I began to study writing instead. I have a whole bookcase full of books on writing. Eventually, writing during my children’s naps, I had a draft. I was working with an editor by then. She had an agent that she knew would be interested. I said, “No. It’s not ready. It’s only a romance, and I know it needs to be so much more.” I could not bring myself to tell her that it was an unrealized epic. On and off over the next twenty years I would work on my intended masterpiece, while I wrote “what I knew” and published a book on genealogy and a five volume mystery series.
I knew what was wrong and did not see how it could be fixed. I was an American and I was too inexperienced in dealing with sorrow and grief. How could I expect to understand the terrible realities of World War One? It was the worst, if not the most pointless, war in history. It changed the world forever, eventually leading to another horrible war to “fix” the terms of the peace treaty. It paved the way for Hitler. It destroyed empires that had existed for a thousand years.
I had set myself quite a challenge, for I did not want to write a bleak book. What was the point of that? I wanted to write something that inspired hope, but I did not know how I could get inside the mind and heart of a heroine who would suffer the loss of everything, but come out whole herself. I had to find the understanding and the words to draw the reader into her heart and mind. I needed to know more about suffering and surviving before I could write the book I envisioned. What philosophy, what beliefs would pull my Amalia through all her tragedy? At this point, I started re-reading Tolstoy and I was more discouraged than ever.
Then, my life changed. For years I had been suffering with clinical depression. Spiraling down with no cure in sight, I finally hit bottom and stayed there for six long years. I no longer had the ability to write, but that was the last thing on my mind. I was in a fight for survival. My world was darkest black. I could only live one hour at a time. The pain I felt was intense beyond words to describe. My heart physically hurt. I could not even take care of myself, much less the last child left at home. When I was in the deepest part of my illness, he was sent off to his best friend from childhood for the summer. I learned about sorrow. But the only thing I knew about survival was that it was becoming more and more improbable.
I had a treatment where they put me under anesthetic and shocked my brain every other day for a month. It did not cure my depression, but it robbed me of my memory. My short term memory was gone. I did not know basic things, like the streets in my town, or how to put on my make-up. Whole years were missing from my long-term memory.

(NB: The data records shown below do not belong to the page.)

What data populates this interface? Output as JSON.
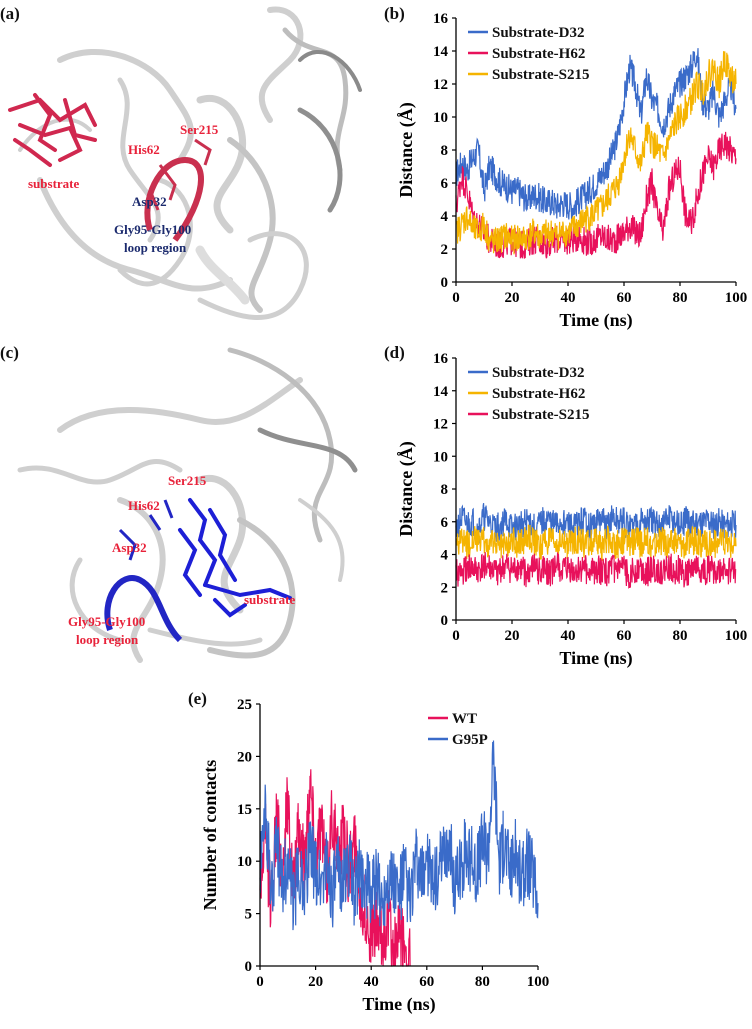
{
  "panels": {
    "a": {
      "letter": "(a)"
    },
    "b": {
      "letter": "(b)"
    },
    "c": {
      "letter": "(c)"
    },
    "d": {
      "letter": "(d)"
    },
    "e": {
      "letter": "(e)"
    }
  },
  "struct_a": {
    "labels": {
      "substrate": "substrate",
      "ser": "Ser215",
      "his": "His62",
      "asp": "Asp32",
      "loop1": "Gly95-Gly100",
      "loop2": "loop region"
    },
    "colors": {
      "ligand": "#d0284f",
      "ribbon": "#d8d8d8",
      "label_red": "#e8223a",
      "label_navy": "#1c2b6e"
    }
  },
  "struct_c": {
    "labels": {
      "substrate": "substrate",
      "ser": "Ser215",
      "his": "His62",
      "asp": "Asp32",
      "loop1": "Gly95-Gly100",
      "loop2": "loop region"
    },
    "colors": {
      "ligand": "#1d1fd6",
      "ribbon": "#d8d8d8",
      "label_red": "#e8223a"
    }
  },
  "chart_data": [
    {
      "id": "b",
      "type": "line",
      "xlabel": "Time (ns)",
      "ylabel": "Distance (Å)",
      "xlim": [
        0,
        100
      ],
      "ylim": [
        0,
        16
      ],
      "xticks": [
        0,
        20,
        40,
        60,
        80,
        100
      ],
      "yticks": [
        0,
        2,
        4,
        6,
        8,
        10,
        12,
        14,
        16
      ],
      "legend_position": "top-left",
      "series": [
        {
          "name": "Substrate-D32",
          "color": "#3a6bc9",
          "x": [
            0,
            2,
            4,
            6,
            8,
            10,
            12,
            14,
            16,
            18,
            20,
            22,
            24,
            26,
            28,
            30,
            32,
            34,
            36,
            38,
            40,
            42,
            44,
            46,
            48,
            50,
            52,
            54,
            56,
            58,
            60,
            62,
            64,
            66,
            68,
            70,
            72,
            74,
            76,
            78,
            80,
            82,
            84,
            86,
            88,
            90,
            92,
            94,
            96,
            98,
            100
          ],
          "y": [
            6.5,
            7.2,
            6.8,
            7.5,
            8.0,
            5.5,
            7.0,
            6.5,
            6.0,
            5.8,
            5.5,
            5.6,
            5.2,
            5.0,
            5.3,
            5.1,
            4.8,
            4.9,
            4.6,
            4.8,
            4.7,
            4.6,
            5.0,
            5.2,
            5.6,
            6.0,
            6.5,
            7.0,
            7.8,
            9.0,
            11.0,
            13.0,
            12.0,
            10.0,
            12.5,
            11.0,
            10.5,
            9.5,
            10.5,
            11.5,
            12.0,
            12.5,
            13.0,
            14.0,
            11.0,
            10.5,
            11.5,
            10.0,
            11.0,
            12.0,
            10.5
          ]
        },
        {
          "name": "Substrate-H62",
          "color": "#e8115b",
          "x": [
            0,
            2,
            4,
            6,
            8,
            10,
            12,
            14,
            16,
            18,
            20,
            22,
            24,
            26,
            28,
            30,
            32,
            34,
            36,
            38,
            40,
            42,
            44,
            46,
            48,
            50,
            52,
            54,
            56,
            58,
            60,
            62,
            64,
            66,
            68,
            70,
            72,
            74,
            76,
            78,
            80,
            82,
            84,
            86,
            88,
            90,
            92,
            94,
            96,
            98,
            100
          ],
          "y": [
            4.5,
            6.5,
            5.5,
            4.0,
            3.5,
            3.0,
            2.5,
            2.3,
            2.2,
            2.4,
            2.5,
            2.3,
            2.2,
            2.4,
            2.6,
            2.5,
            2.3,
            2.4,
            2.6,
            2.5,
            2.5,
            2.6,
            2.8,
            2.5,
            2.4,
            2.6,
            2.8,
            2.6,
            2.5,
            2.7,
            3.0,
            3.5,
            3.0,
            2.8,
            5.0,
            6.0,
            4.0,
            3.0,
            5.5,
            6.5,
            7.0,
            4.0,
            3.5,
            5.0,
            6.5,
            7.5,
            7.0,
            8.0,
            8.5,
            8.0,
            7.5
          ]
        },
        {
          "name": "Substrate-S215",
          "color": "#f5b400",
          "x": [
            0,
            2,
            4,
            6,
            8,
            10,
            12,
            14,
            16,
            18,
            20,
            22,
            24,
            26,
            28,
            30,
            32,
            34,
            36,
            38,
            40,
            42,
            44,
            46,
            48,
            50,
            52,
            54,
            56,
            58,
            60,
            62,
            64,
            66,
            68,
            70,
            72,
            74,
            76,
            78,
            80,
            82,
            84,
            86,
            88,
            90,
            92,
            94,
            96,
            98,
            100
          ],
          "y": [
            3.0,
            3.5,
            4.0,
            3.2,
            3.0,
            3.5,
            2.5,
            2.4,
            2.6,
            2.8,
            2.5,
            2.7,
            2.6,
            2.8,
            3.0,
            2.7,
            2.9,
            3.0,
            2.8,
            3.0,
            3.0,
            3.2,
            3.5,
            3.8,
            4.0,
            4.2,
            4.5,
            5.0,
            5.5,
            6.0,
            7.5,
            9.0,
            8.0,
            7.0,
            9.0,
            8.5,
            8.0,
            7.5,
            8.5,
            9.5,
            10.0,
            10.5,
            11.0,
            12.0,
            11.5,
            12.5,
            13.0,
            12.0,
            13.5,
            12.5,
            12.0
          ]
        }
      ]
    },
    {
      "id": "d",
      "type": "line",
      "xlabel": "Time (ns)",
      "ylabel": "Distance (Å)",
      "xlim": [
        0,
        100
      ],
      "ylim": [
        0,
        16
      ],
      "xticks": [
        0,
        20,
        40,
        60,
        80,
        100
      ],
      "yticks": [
        0,
        2,
        4,
        6,
        8,
        10,
        12,
        14,
        16
      ],
      "legend_position": "top-left",
      "series": [
        {
          "name": "Substrate-D32",
          "color": "#3a6bc9",
          "x": [
            0,
            2,
            4,
            6,
            8,
            10,
            12,
            14,
            16,
            18,
            20,
            22,
            24,
            26,
            28,
            30,
            32,
            34,
            36,
            38,
            40,
            42,
            44,
            46,
            48,
            50,
            52,
            54,
            56,
            58,
            60,
            62,
            64,
            66,
            68,
            70,
            72,
            74,
            76,
            78,
            80,
            82,
            84,
            86,
            88,
            90,
            92,
            94,
            96,
            98,
            100
          ],
          "y": [
            5.5,
            6.2,
            5.8,
            6.0,
            5.5,
            6.3,
            5.9,
            5.6,
            5.8,
            6.1,
            5.5,
            5.7,
            5.9,
            6.0,
            5.6,
            5.8,
            6.2,
            5.9,
            5.7,
            6.0,
            5.8,
            5.6,
            5.9,
            6.1,
            5.7,
            5.9,
            6.0,
            5.8,
            6.2,
            5.9,
            6.0,
            5.7,
            5.8,
            6.1,
            5.9,
            6.0,
            5.8,
            5.9,
            6.2,
            6.0,
            5.7,
            6.1,
            5.8,
            6.0,
            5.9,
            6.1,
            5.8,
            6.0,
            5.7,
            5.9,
            5.8
          ]
        },
        {
          "name": "Substrate-H62",
          "color": "#f5b400",
          "x": [
            0,
            2,
            4,
            6,
            8,
            10,
            12,
            14,
            16,
            18,
            20,
            22,
            24,
            26,
            28,
            30,
            32,
            34,
            36,
            38,
            40,
            42,
            44,
            46,
            48,
            50,
            52,
            54,
            56,
            58,
            60,
            62,
            64,
            66,
            68,
            70,
            72,
            74,
            76,
            78,
            80,
            82,
            84,
            86,
            88,
            90,
            92,
            94,
            96,
            98,
            100
          ],
          "y": [
            4.5,
            4.8,
            4.6,
            5.0,
            4.7,
            4.9,
            4.5,
            4.8,
            4.6,
            4.7,
            4.9,
            4.6,
            4.8,
            5.0,
            4.7,
            4.5,
            4.9,
            4.8,
            4.6,
            4.7,
            4.5,
            4.8,
            4.9,
            4.6,
            4.7,
            4.8,
            4.5,
            4.9,
            4.7,
            4.6,
            4.8,
            4.7,
            4.9,
            4.6,
            4.8,
            4.5,
            4.7,
            4.9,
            4.6,
            4.8,
            4.7,
            4.6,
            4.9,
            4.8,
            4.5,
            4.7,
            4.6,
            4.8,
            4.7,
            4.6,
            4.5
          ]
        },
        {
          "name": "Substrate-S215",
          "color": "#e8115b",
          "x": [
            0,
            2,
            4,
            6,
            8,
            10,
            12,
            14,
            16,
            18,
            20,
            22,
            24,
            26,
            28,
            30,
            32,
            34,
            36,
            38,
            40,
            42,
            44,
            46,
            48,
            50,
            52,
            54,
            56,
            58,
            60,
            62,
            64,
            66,
            68,
            70,
            72,
            74,
            76,
            78,
            80,
            82,
            84,
            86,
            88,
            90,
            92,
            94,
            96,
            98,
            100
          ],
          "y": [
            3.0,
            2.8,
            3.2,
            3.0,
            2.9,
            3.3,
            3.1,
            2.8,
            3.0,
            3.2,
            2.9,
            3.1,
            3.0,
            2.8,
            3.2,
            3.0,
            3.1,
            2.9,
            3.3,
            3.0,
            3.1,
            2.9,
            3.0,
            3.2,
            2.8,
            3.1,
            3.0,
            2.9,
            3.2,
            3.0,
            3.1,
            2.8,
            3.0,
            3.2,
            2.9,
            3.1,
            3.0,
            2.9,
            3.3,
            3.0,
            3.1,
            2.8,
            3.0,
            3.2,
            2.9,
            3.1,
            3.0,
            2.9,
            3.2,
            3.0,
            3.1
          ]
        }
      ]
    },
    {
      "id": "e",
      "type": "line",
      "xlabel": "Time (ns)",
      "ylabel": "Number of contacts",
      "xlim": [
        0,
        100
      ],
      "ylim": [
        0,
        25
      ],
      "xticks": [
        0,
        20,
        40,
        60,
        80,
        100
      ],
      "yticks": [
        0,
        5,
        10,
        15,
        20,
        25
      ],
      "legend_position": "top-right",
      "series": [
        {
          "name": "WT",
          "color": "#e8115b",
          "x": [
            0,
            2,
            4,
            6,
            8,
            10,
            12,
            14,
            16,
            18,
            20,
            22,
            24,
            26,
            28,
            30,
            32,
            34,
            36,
            38,
            40,
            42,
            44,
            46,
            48,
            50,
            52,
            54
          ],
          "y": [
            8,
            12,
            6,
            14,
            9,
            16,
            7,
            13,
            10,
            18,
            11,
            14,
            8,
            15,
            10,
            13,
            9,
            12,
            7,
            5,
            3,
            4,
            2,
            5,
            1,
            3,
            2,
            0
          ]
        },
        {
          "name": "G95P",
          "color": "#3a6bc9",
          "x": [
            0,
            2,
            4,
            6,
            8,
            10,
            12,
            14,
            16,
            18,
            20,
            22,
            24,
            26,
            28,
            30,
            32,
            34,
            36,
            38,
            40,
            42,
            44,
            46,
            48,
            50,
            52,
            54,
            56,
            58,
            60,
            62,
            64,
            66,
            68,
            70,
            72,
            74,
            76,
            78,
            80,
            82,
            84,
            86,
            88,
            90,
            92,
            94,
            96,
            98,
            100
          ],
          "y": [
            9,
            15,
            7,
            11,
            8,
            10,
            6,
            9,
            8,
            11,
            9,
            8,
            10,
            7,
            9,
            8,
            10,
            7,
            9,
            8,
            7,
            8,
            6,
            9,
            8,
            7,
            9,
            6,
            10,
            8,
            11,
            7,
            9,
            10,
            12,
            8,
            9,
            11,
            10,
            9,
            12,
            11,
            20,
            10,
            12,
            9,
            11,
            8,
            10,
            9,
            6
          ]
        }
      ]
    }
  ]
}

Somehow I learned to survive in this state. That was an achievement.
Eventually, there was light. And for me this light came from my Savior. It pierced the darkness. It invited trust and hope. And it was accompanied by a miracle in my medical treatment.
When I became stable, I knew that I had paid my dues. I now understood what I needed to know about suffering. I knew the darkness and I knew the light. How could I impart this to my readers? How would my heroine experience this? I wanted this book to have a universal appeal, and yet I could not deny the spiritual reality of what had happened to me.
I had several vivid metaphors imparted to me. Eventually, truth just flowed out of me onto the paper. It is what it is. If I tried to change it, it would not have any power. But describing that power in terms of darkness and light was very effective. And it was true. It was exactly what it felt like.
Because of my own suffering, I was finally able to write the book I had long wanted to write: The Last Waltz. It was a journey I would never want to repeat. And more came out of it than a book. I am fundamentally changed. And, looking back, it is a price I was glad to pay.